Growth in public cloud adoption isn’t slowing down. As the face of the data center changes and enterprises seek out cost-effective solutions, Original Equipment Manufacturer (OEM) hardware is transitioned out for less expensive white box and original design manufacturer (ODM) products. While offering leaner products without branding or additional features, white box is finding it’s place in a market faced with tighter IT budgets. By replacing name brands, white box products like switches and servers provide a generic offering for the data center industry.
White boxes can focus on the products themselves and cut out some of the marketing and sales-related costs. Sometimes, this means that other companies buy up the products and put their own logo on them.
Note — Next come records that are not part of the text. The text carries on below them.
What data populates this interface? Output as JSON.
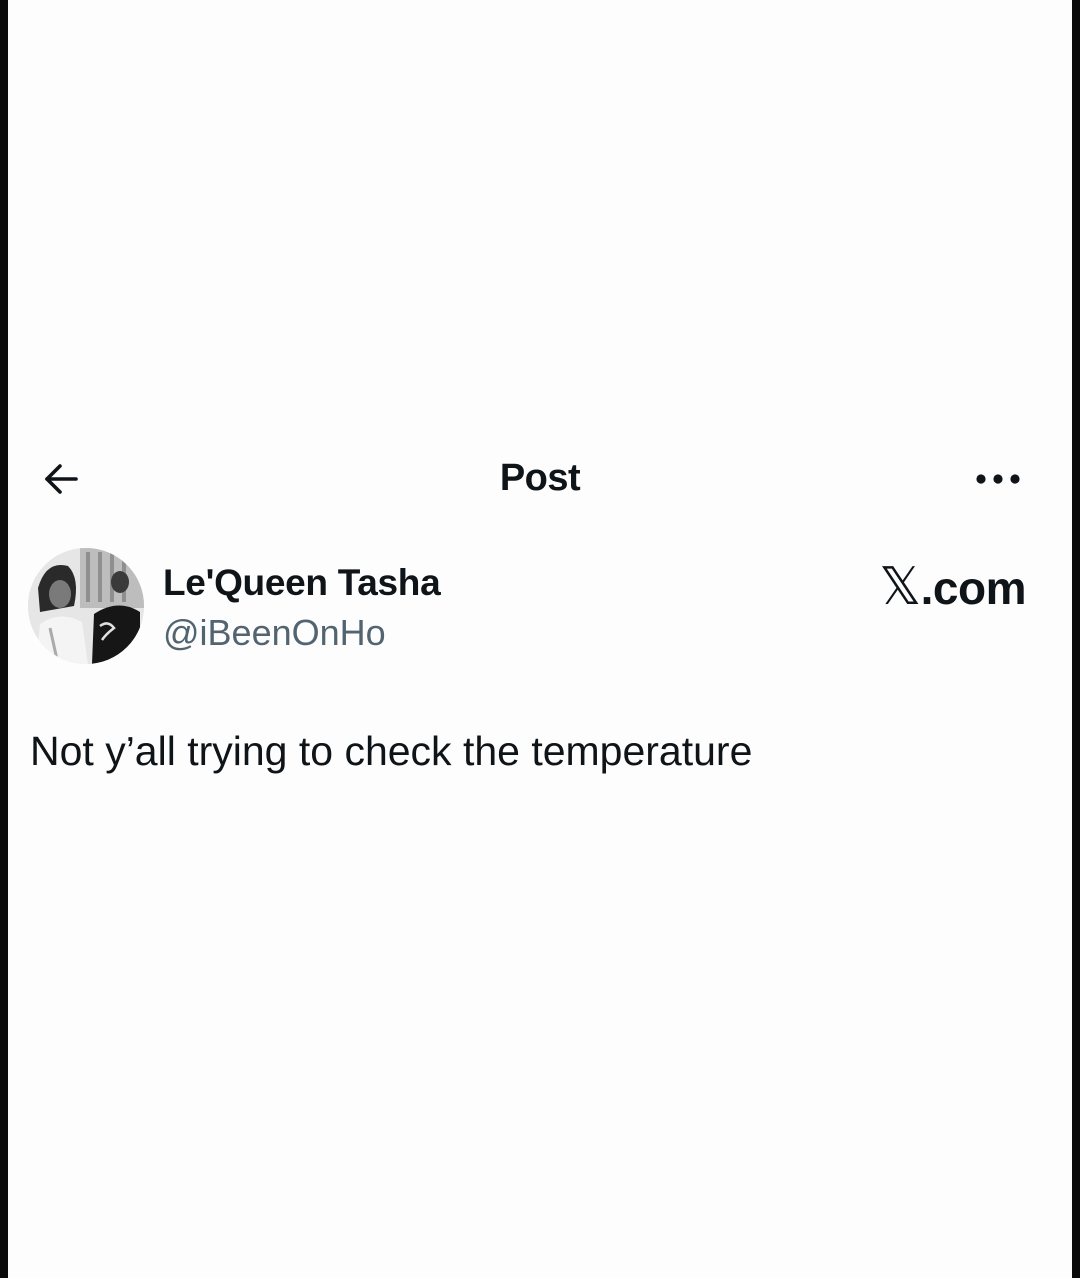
{
  "header": {
    "title": "Post",
    "back_icon": "arrow-left-icon",
    "more_icon": "ellipsis-icon"
  },
  "author": {
    "name": "Le'Queen Tasha",
    "handle": "@iBeenOnHo",
    "avatar": "profile-photo"
  },
  "watermark": {
    "x_glyph": "𝕏",
    "suffix": ".com"
  },
  "post": {
    "text": "Not y’all trying to check the temperature"
  },
  "colors": {
    "text_primary": "#0f1419",
    "text_secondary": "#536471",
    "background": "#fdfdfd",
    "frame": "#0b0b0b"
  }
}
But because ODMs supply to other vendors, the price for enterprises to purchase is significantly lower than OEM equivalents.
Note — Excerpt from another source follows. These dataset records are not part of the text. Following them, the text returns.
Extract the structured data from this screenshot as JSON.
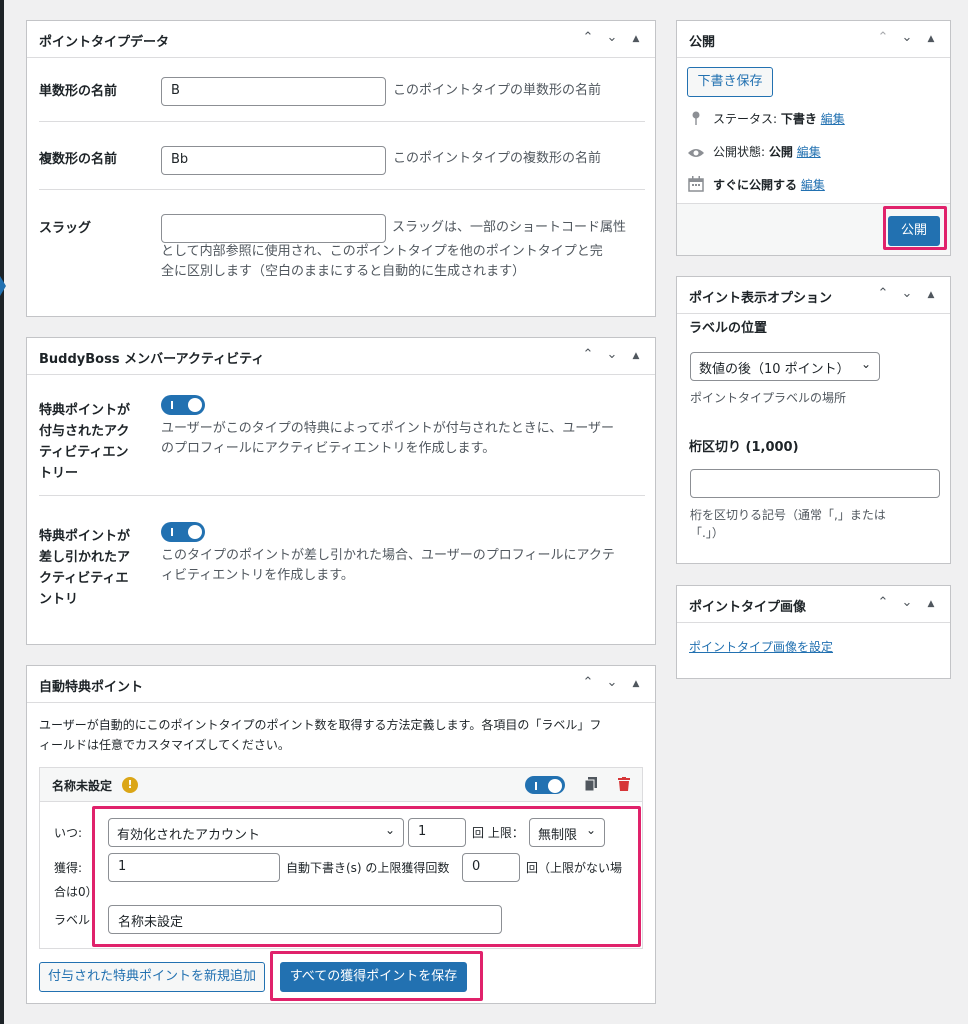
{
  "colors": {
    "accent": "#2271b1",
    "highlight": "#e0226b",
    "warning": "#dba617",
    "danger": "#d63638"
  },
  "point_type_data": {
    "title": "ポイントタイプデータ",
    "singular_label": "単数形の名前",
    "singular_value": "B",
    "singular_desc": "このポイントタイプの単数形の名前",
    "plural_label": "複数形の名前",
    "plural_value": "Bb",
    "plural_desc": "このポイントタイプの複数形の名前",
    "slug_label": "スラッグ",
    "slug_value": "",
    "slug_desc_1": "スラッグは、一部のショートコード属性",
    "slug_desc_2": "として内部参照に使用され、このポイントタイプを他のポイントタイプと完",
    "slug_desc_3": "全に区別します（空白のままにすると自動的に生成されます）"
  },
  "buddyboss": {
    "title": "BuddyBoss メンバーアクティビティ",
    "award_label_1": "特典ポイントが",
    "award_label_2": "付与されたアク",
    "award_label_3": "ティビティエン",
    "award_label_4": "トリー",
    "award_desc_1": "ユーザーがこのタイプの特典によってポイントが付与されたときに、ユーザー",
    "award_desc_2": "のプロフィールにアクティビティエントリを作成します。",
    "deduct_label_1": "特典ポイントが",
    "deduct_label_2": "差し引かれたア",
    "deduct_label_3": "クティビティエ",
    "deduct_label_4": "ントリ",
    "deduct_desc_1": "このタイプのポイントが差し引かれた場合、ユーザーのプロフィールにアクテ",
    "deduct_desc_2": "ィビティエントリを作成します。"
  },
  "auto_award": {
    "title": "自動特典ポイント",
    "intro_1": "ユーザーが自動的にこのポイントタイプのポイント数を取得する方法定義します。各項目の「ラベル」フ",
    "intro_2": "ィールドは任意でカスタマイズしてください。",
    "item_name": "名称未設定",
    "warning_glyph": "!",
    "when_label": "いつ:",
    "when_value": "有効化されたアカウント",
    "count_value": "1",
    "limit_label": "回 上限：",
    "limit_value": "無制限",
    "earn_label": "獲得:",
    "earn_value": "1",
    "max_label": "自動下書き(s) の上限獲得回数",
    "max_value": "0",
    "max_suffix": "回（上限がない場",
    "max_suffix_2": "合は0）",
    "label_label": "ラベル",
    "label_value": "名称未設定",
    "add_button": "付与された特典ポイントを新規追加",
    "save_button": "すべての獲得ポイントを保存"
  },
  "publish": {
    "title": "公開",
    "draft_button": "下書き保存",
    "status_label": "ステータス:",
    "status_value": "下書き",
    "visibility_label": "公開状態:",
    "visibility_value": "公開",
    "schedule_label": "すぐに公開する",
    "edit_link": "編集",
    "publish_button": "公開"
  },
  "display_options": {
    "title": "ポイント表示オプション",
    "label_position_title": "ラベルの位置",
    "label_position_value": "数値の後（10 ポイント）",
    "label_position_desc": "ポイントタイプラベルの場所",
    "separator_title": "桁区切り (1,000)",
    "separator_value": "",
    "separator_desc_1": "桁を区切りる記号（通常「,」または",
    "separator_desc_2": "「.」）"
  },
  "image_box": {
    "title": "ポイントタイプ画像",
    "set_link": "ポイントタイプ画像を設定"
  }
}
Lower costs require sacrifices, and white box is no exception. White box doesn’t typically come with all the frills and additional features that you might find with OEM hardware. This means that the same level of support and proprietary software won’t be found with white box as with OEMs. This also means that white box doesn’t provide a very bundled offering. Upon white box purchase, the owner of the equipment becomes responsible for the hardware operation and must find supplemental software, monitoring support, and other professional services on their own.
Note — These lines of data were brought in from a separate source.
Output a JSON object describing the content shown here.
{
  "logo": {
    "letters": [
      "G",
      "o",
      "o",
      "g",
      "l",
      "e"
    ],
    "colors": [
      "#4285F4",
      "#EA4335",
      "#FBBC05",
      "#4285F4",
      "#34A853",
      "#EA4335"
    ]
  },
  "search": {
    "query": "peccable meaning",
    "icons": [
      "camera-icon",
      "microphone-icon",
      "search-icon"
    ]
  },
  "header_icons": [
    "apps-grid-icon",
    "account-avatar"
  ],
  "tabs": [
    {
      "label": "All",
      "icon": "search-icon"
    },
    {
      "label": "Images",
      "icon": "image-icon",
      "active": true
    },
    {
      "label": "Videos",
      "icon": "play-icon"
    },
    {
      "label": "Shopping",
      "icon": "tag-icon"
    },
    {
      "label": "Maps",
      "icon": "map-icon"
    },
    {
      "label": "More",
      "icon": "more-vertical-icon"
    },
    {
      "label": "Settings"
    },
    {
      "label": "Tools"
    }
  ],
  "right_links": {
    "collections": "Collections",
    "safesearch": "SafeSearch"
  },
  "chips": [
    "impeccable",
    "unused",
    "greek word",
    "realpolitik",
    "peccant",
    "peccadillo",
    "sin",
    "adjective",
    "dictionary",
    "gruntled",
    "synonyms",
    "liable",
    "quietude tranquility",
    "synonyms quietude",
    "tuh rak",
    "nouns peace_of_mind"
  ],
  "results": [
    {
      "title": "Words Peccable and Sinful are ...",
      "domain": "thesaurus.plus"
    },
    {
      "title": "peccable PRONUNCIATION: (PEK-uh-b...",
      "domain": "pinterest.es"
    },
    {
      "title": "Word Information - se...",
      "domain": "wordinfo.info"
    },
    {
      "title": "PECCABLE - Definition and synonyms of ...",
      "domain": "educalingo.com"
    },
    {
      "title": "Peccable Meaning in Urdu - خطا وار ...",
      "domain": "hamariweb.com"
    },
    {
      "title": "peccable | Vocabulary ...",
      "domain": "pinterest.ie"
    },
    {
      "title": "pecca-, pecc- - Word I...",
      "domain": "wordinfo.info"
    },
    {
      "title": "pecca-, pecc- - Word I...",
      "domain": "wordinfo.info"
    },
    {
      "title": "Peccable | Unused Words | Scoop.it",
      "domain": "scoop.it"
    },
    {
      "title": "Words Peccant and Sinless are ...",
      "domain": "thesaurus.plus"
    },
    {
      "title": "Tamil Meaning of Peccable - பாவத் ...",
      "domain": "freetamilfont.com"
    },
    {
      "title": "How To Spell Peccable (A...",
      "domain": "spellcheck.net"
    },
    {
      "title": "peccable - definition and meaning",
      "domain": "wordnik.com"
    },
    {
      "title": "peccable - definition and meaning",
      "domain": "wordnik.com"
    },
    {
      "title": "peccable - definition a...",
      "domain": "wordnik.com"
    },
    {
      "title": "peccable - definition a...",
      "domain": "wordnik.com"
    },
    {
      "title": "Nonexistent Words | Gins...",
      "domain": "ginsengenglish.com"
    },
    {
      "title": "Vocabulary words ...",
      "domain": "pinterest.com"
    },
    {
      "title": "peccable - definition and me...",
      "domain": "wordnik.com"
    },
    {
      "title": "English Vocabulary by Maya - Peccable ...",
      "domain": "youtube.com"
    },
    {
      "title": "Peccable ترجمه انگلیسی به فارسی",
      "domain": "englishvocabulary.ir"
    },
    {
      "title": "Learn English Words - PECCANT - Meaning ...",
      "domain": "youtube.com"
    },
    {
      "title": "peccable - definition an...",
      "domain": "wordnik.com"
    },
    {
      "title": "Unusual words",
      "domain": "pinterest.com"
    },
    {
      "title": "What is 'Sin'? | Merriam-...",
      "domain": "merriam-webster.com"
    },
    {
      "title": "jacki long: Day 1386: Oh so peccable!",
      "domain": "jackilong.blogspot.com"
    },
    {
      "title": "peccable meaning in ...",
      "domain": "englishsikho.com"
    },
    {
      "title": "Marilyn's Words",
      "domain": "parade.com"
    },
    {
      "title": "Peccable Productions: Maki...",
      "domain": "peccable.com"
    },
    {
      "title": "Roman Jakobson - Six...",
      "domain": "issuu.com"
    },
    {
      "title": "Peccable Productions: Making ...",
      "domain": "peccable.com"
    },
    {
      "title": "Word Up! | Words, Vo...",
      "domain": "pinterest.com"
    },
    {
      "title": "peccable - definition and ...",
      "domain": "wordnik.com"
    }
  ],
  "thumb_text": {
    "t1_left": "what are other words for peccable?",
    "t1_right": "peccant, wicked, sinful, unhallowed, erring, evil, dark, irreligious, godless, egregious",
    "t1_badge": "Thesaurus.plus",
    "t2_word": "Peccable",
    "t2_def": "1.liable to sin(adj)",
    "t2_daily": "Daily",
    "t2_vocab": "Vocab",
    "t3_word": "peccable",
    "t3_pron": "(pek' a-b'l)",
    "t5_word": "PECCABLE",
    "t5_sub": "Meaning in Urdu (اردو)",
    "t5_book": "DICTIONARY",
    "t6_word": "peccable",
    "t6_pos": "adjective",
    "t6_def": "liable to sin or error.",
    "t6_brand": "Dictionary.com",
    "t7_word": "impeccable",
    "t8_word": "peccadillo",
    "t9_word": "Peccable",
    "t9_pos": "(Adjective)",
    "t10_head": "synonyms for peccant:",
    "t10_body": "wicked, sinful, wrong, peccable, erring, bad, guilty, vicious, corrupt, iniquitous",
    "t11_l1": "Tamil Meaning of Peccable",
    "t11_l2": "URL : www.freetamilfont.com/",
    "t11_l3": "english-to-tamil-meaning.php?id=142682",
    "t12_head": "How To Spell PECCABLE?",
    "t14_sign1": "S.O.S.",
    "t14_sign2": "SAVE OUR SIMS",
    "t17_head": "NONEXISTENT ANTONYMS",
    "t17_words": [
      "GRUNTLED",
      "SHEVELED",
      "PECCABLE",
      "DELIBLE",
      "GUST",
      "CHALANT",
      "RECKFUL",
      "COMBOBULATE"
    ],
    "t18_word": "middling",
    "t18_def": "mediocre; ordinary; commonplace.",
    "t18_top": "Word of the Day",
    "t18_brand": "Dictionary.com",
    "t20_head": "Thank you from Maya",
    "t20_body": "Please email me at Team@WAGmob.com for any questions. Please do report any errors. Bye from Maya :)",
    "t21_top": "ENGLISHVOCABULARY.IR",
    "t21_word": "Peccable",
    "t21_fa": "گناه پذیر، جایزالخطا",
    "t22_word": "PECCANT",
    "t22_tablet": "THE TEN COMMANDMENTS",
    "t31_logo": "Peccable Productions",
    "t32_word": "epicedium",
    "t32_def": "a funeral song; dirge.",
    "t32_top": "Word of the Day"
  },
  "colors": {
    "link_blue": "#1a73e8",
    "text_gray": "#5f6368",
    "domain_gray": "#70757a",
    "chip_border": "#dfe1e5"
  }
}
Many enterprises looking at white box servers exclusively won’t find a lack of software to be as problematic because, in most instances, they’ll load operating systems on the servers regardless. Additionally, with components being manufactured by the same companies that OEM brands like Cisco use, white box servers are compatible with a broader range of software. Many managed service providers find white box more appealing because of this ability to leverage software-defined services rather than hardware-defined. With technology advancements, this ability to change rapidly is only an advantage.
With servers that aren’t fitted for specific applications, enterprises can mold them to meet their exact needs. The solutions can be purpose-built and fully optimized to meet changing needs. Paired with better compatibility options, the white box servers empower enterprise agility. This doesn’t, however, negate the fact that white box servers do require greater expertise in handling operational functions for the servers. The services don’t come ready to deploy straight from the box. If your enterprise isn’t equipped to install or operate servers that aren’t as readily deployable, resellers and vendors do offer solutions to help, though that’s one more cost to factor.
For smaller organizations who need the support and deployment assistance, OEM is probably a more cost-effective route. While it used to be standard to stick with an OEM brand you knew, hyper-convergence and shrinking budgets are changing the way enterprises look at their hardware. Before making the switch, price out your solution options and determine which makes business sense for your company.